Many Americans are trying to hold two seemingly incompatible truths in their minds at the same moment: The sun came up this morning and Donald Trump will be the 45th President of the United States.
It must be true, because even the New York Times reported:
Donald John Trump was elected 45th president of the United States on Tuesday in a stunning culmination of an explosive, populist and polarizing campaign that took relentless aim at the institutions and long-held ideals of American democracy.
Truth be told, the Times didn’t comment on the rising of the sun, and they were so terribly wrong in suggesting that Trump attacked “the institutions and long-held ideals of American democracy.”

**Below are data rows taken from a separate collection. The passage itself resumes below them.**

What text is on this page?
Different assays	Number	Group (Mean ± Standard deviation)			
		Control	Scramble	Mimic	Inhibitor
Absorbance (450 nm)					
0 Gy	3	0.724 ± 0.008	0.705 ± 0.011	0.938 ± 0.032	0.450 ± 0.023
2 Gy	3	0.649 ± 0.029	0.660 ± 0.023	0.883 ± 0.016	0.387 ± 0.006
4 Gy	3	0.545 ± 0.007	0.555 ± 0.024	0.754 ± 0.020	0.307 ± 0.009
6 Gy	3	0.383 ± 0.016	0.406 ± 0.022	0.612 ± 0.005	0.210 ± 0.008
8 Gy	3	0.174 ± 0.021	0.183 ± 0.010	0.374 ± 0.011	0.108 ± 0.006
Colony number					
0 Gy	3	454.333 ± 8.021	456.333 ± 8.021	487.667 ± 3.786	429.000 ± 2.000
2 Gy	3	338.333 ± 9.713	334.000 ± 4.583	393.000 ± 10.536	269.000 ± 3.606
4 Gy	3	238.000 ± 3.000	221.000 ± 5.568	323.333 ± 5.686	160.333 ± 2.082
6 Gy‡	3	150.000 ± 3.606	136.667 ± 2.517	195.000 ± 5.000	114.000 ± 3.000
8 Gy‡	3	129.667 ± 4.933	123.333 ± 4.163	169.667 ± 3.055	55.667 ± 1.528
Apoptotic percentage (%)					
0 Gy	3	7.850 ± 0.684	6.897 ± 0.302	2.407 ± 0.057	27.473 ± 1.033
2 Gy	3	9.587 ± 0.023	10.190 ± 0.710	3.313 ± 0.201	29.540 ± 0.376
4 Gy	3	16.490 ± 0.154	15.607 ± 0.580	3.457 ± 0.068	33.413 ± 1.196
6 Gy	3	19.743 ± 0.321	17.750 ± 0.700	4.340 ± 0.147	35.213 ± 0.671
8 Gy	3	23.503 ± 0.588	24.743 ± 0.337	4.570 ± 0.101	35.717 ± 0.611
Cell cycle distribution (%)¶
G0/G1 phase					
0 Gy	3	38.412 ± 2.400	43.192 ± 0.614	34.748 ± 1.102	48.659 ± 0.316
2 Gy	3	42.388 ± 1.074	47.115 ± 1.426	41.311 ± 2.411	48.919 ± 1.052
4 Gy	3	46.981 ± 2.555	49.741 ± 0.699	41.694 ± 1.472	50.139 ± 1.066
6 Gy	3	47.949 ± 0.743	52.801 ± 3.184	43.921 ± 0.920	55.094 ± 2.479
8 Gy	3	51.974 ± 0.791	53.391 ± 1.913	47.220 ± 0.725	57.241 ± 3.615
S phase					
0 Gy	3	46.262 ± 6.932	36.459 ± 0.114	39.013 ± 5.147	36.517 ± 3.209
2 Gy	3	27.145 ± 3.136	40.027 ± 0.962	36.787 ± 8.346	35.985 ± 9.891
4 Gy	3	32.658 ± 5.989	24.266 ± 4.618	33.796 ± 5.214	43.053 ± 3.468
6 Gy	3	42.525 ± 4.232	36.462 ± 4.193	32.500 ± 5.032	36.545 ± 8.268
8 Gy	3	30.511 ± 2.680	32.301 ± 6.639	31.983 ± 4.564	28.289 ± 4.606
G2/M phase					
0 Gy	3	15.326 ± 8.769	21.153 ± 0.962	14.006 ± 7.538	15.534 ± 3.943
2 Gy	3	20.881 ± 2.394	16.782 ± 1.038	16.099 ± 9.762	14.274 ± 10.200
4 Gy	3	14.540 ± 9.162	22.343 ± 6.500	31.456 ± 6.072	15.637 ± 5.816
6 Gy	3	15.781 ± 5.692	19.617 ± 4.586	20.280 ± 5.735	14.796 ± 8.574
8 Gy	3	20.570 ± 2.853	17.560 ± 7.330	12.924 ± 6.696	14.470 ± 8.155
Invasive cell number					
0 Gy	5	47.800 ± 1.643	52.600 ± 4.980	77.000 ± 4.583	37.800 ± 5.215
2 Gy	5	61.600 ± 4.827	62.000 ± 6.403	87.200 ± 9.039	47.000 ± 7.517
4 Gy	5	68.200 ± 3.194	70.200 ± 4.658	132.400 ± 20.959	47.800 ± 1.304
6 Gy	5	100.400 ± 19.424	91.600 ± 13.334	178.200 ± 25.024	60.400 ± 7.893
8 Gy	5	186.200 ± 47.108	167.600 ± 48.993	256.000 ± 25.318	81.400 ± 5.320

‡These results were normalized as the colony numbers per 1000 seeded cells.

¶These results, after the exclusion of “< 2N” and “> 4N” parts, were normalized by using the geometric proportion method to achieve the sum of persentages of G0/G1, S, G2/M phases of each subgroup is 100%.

Trump criticized big government, high taxes, over-regulation, abortion, open borders and political correctness. News flash: none of those is long-held ideals of American democracy. In fact, politicians who promote those ideas are in complete contradiction to the Constitution and the Founding Fathers.
I suppose Trump’s victory is stunning to some folks, but not to people who live in small towns far removed from New York City, Hollywood and Washington. The nation’s “newspaper of record” might do well to visit the space between the Hudson River and the eastern border of Los Angeles.
There is much prayer and work ahead to heal the divisions in our nation. But I chuckle a bit when I hear people say, “we’ve never been so divided.” We have.
Trump faces the challenge of bringing people together, but Abe Lincoln had a rather divided nation on his hands.
Woodrow Wilson struggled to achieve enough political consensus for the US to enter World War I.
Franklin Roosevelt couldn’t lead the US into World War II until well after the fall of Dunkirk and the Battle of Britain. It took Pearl Harbor to get our full attention.
The pain – and sometimes violence – of the Civil Rights Movement and the Vietnam War protests revealed a nation torn apart by fear and hatred. Many of those scars remain.
Yes, we have many problems. The United States is not and never will be the Garden of Eden. But we remain the world’s best hope for truth and freedom. Let’s get to it.